Pengusaha itu pun mengambil identitas dan alamat tempat tinggal keluarga si penarik becak. Beberapa hari kemudian, ajudan sang pengusaha mendatangi alamat yang dimaksud dan menemui penarik becak. Lalu ajudan itu berkata bahwa rumah penarik becak itu akan dipugar.
Spontan penarik becak itu berkata: jangan main-main pak, makan saja susah apalagi pugar rumah mana mungkin. Ajudan itu menjawab bahwa dia tidak main-main, melainkan apa yang dikatakan itu adalah benar karena perintah atasannya.

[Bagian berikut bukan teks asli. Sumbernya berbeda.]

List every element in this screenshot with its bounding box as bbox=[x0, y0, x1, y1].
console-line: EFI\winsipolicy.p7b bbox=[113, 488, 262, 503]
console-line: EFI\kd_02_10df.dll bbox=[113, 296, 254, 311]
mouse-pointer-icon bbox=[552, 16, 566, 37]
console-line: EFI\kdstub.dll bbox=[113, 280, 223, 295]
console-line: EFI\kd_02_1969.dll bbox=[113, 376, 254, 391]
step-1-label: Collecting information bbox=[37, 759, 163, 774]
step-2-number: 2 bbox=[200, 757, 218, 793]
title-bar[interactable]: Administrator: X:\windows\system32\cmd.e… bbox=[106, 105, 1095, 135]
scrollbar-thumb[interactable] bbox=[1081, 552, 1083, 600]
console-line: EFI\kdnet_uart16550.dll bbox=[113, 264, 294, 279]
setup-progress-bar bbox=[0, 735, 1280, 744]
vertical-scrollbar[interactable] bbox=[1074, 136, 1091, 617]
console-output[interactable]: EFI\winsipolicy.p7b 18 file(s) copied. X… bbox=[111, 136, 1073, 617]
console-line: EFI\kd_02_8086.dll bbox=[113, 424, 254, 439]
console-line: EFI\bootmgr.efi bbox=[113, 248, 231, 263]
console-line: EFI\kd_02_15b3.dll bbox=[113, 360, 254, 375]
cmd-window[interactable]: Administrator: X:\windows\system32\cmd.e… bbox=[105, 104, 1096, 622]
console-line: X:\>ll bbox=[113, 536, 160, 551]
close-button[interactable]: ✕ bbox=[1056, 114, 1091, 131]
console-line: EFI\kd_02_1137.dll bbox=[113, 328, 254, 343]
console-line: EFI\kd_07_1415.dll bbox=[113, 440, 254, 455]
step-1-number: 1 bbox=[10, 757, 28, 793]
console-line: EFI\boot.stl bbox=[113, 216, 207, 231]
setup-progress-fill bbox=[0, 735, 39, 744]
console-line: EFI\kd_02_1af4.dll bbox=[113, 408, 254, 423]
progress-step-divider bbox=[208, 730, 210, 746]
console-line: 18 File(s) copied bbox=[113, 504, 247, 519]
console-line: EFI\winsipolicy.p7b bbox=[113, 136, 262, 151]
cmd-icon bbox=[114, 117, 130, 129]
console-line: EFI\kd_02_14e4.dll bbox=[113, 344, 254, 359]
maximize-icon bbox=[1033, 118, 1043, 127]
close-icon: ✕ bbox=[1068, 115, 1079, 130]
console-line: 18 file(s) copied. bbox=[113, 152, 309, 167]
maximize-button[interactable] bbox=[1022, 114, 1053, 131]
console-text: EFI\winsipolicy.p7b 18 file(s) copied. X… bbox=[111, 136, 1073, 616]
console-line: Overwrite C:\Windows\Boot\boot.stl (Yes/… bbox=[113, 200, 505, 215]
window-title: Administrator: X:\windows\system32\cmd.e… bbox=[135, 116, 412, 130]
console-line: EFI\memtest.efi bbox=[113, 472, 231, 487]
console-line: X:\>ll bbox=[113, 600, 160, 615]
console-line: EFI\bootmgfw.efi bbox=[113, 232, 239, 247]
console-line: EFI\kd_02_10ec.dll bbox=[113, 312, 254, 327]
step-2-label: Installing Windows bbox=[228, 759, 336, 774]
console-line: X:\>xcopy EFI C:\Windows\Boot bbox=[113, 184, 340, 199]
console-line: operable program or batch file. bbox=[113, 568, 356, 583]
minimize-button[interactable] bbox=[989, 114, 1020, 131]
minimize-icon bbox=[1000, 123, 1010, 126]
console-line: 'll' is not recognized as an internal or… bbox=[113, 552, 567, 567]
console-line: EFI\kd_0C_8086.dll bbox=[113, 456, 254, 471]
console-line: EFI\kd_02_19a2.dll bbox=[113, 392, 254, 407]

Bahkan bukan cuma itu, sang pengusaha juga telah menyiapkan paspor ibadah haji untuk si penarik becak dan istrinya. Air mata penarik becak dan keluarganya pun mengalir karena terharu, dia tidak pernah bermimpi dan membayangkan akan menerima berkah seperti yang diperolehnya itu.
Kisah ini mengajarkan bahwa kalau Anda berbuat baik, maka Tuhan akan berbuat baik kepada Anda pada saat Anda butuh kan. Kalau Anda memberi, Tuhan akan memberi lebih dari apa yang Anda telah berikan. Karenanya tidak ada perbuatan baik yang sia-sia, tidak ada kerugian dalam berbuat baik, dan tidak ada rasa kecewa dalam berbuat kebajikan.
Sekecil apa pun perbuatan baik yang kita dilakukan, akan menjadi investasi akhirat bagi pelakunya dan akan melebur kesalahan-kesalahan yang pernah kita dilakukan. Jika kita berbuat baik kepada seseorang, kemudian orang tersebut berbuat sebaliknya ibarat pepatah “air susu dibalas dengan tuba” (kebaikan dibalas dengan keburukan).
Jangan kecewa, itu berarti Tuhan tidak memilih orang tersebut untuk menyalurkan kebaikan kepada Anda. Tuhan akan memilih tangan-tangan lain untuk menyalurkan kebaikan kepada Anda pada saat Anda butuh kan. Alquran menuntun: “Tidak ada balasan atas satu kebajikan selain kebajikan juga”(QS. Ar-Rahman/55 : 60).
Kebajikan yang kita terima jauh lebih besar dari kebajikan yang kita kerjakan.